To paraphrase Glen Greenwald, many people will say they have nothing to hide, well if that is the case send me your login details to your email accounts and online social media accounts. No one has ever taken up that offer......
Click to expand...
Click to collapse
Most of those thing's I don't use and the rare times that I do use them I have account names that mean nothing and have no important information in them. Any important emails that I get are sent to my own personal encrypted mail server and I don't bother with VPN connections because Tor Browser is good enough for me. This is also the reason I don't use Microsoft Windows at all and use Linux instead because when something gets installed on my system it's because I did it but with Microsoft Windows it's to easy to get viruses and whatnot and I've yet to ever have that happen to my nix. I also loathe Facebook and I rarely ever get on there because it seems like people detail their entire day every day from the time they wake up until they go to bed and that's a treasure trove to anyone who is looking for information on you! But let's face it though, there really is no way to 100% truly secure your information online because if someone is determined and smart enough they'll get what they want but we don't have to make it easy for them to get it!!
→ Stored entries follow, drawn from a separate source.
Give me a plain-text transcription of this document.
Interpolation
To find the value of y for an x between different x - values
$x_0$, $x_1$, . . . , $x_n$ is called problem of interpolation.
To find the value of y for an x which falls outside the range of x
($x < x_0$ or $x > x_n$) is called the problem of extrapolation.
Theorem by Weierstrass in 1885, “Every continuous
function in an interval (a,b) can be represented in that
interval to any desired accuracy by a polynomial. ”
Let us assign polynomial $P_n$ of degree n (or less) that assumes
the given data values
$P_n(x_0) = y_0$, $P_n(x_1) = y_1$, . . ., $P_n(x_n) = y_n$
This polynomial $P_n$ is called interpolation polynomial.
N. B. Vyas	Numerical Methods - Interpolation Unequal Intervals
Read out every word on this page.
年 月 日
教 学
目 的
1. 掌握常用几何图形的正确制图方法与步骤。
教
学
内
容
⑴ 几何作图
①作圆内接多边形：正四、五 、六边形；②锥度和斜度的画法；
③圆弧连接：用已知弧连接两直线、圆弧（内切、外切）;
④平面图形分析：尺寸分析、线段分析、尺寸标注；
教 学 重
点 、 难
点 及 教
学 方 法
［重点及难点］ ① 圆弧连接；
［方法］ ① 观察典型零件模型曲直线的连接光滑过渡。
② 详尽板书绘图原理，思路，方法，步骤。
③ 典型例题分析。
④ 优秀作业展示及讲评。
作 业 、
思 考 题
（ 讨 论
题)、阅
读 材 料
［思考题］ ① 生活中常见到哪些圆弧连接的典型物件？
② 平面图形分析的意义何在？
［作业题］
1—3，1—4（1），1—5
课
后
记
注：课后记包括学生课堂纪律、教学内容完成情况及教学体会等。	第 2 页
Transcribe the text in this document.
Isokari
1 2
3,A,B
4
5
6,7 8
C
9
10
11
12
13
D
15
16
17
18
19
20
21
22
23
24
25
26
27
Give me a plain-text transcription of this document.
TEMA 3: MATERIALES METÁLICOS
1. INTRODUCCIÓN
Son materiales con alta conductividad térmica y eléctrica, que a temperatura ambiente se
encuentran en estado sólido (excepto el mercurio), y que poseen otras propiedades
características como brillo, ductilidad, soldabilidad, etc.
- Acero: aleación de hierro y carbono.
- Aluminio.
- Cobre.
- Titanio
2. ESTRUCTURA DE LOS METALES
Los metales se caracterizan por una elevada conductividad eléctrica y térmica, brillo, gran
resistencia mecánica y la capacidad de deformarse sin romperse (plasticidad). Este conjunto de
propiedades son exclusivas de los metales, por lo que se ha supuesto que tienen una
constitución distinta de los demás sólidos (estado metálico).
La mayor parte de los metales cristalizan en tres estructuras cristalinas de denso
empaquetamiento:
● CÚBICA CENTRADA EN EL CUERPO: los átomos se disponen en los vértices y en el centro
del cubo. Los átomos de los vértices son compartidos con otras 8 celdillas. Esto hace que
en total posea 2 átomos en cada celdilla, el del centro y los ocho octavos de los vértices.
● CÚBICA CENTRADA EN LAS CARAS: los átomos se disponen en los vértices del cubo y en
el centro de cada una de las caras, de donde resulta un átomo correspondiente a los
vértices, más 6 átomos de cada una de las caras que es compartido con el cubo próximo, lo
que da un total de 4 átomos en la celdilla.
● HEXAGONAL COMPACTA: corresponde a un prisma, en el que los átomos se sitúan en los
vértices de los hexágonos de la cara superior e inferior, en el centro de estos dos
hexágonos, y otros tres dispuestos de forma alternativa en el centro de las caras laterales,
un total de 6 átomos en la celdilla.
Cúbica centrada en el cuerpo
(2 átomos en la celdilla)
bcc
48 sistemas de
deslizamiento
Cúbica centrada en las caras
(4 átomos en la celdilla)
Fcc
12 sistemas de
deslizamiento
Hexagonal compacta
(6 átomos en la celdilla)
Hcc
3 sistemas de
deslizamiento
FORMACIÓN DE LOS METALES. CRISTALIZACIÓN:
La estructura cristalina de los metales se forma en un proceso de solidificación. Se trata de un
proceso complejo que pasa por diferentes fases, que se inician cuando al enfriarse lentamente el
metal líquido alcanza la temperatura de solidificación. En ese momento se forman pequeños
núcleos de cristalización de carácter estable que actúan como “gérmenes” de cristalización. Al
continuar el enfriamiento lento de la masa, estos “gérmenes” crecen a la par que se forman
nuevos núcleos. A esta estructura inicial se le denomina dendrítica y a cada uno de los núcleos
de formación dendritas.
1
Same here - but I am always surprised at the other people out there that complain about privacy but never do anything about it, or don't know anything about how to fix it...
Unfortunately I am locked into Windows 10 as I have a SP4.....until the touchscreen and the pen works with Linux it is pointless to move OS's - I do have it locked down and no longer sending any telemetry as much as humanly possible!
I spend a lot of time being mobile so setting up my own email servers or use something like OwnCloud (isn't there a vulnerability with that at the moment?) to sync my phone isn't practical as it would require more than a SP4!
Agree that if they really want to know what you are up to they will, but why make it easy eh?!
geekygrl said:
is a good point - but you should also never use a VPN hosted by any of the "five eyes" countries, or all of the "fourteen eyes" either... <snip> Protonmail or Tutanota
Click to expand...
Click to collapse
So, basically, I agree with what you said, and I've looked at both those providers. Protonmail is based in Switzerland, and Tutanota in Germany. Um... given the Snowden revelations (and other things) can we actually depend on any German company? Is Switzerland even secure anymore?
Maybe I'm being silly, ignorant, or whatever about this. Got any thoughts on this?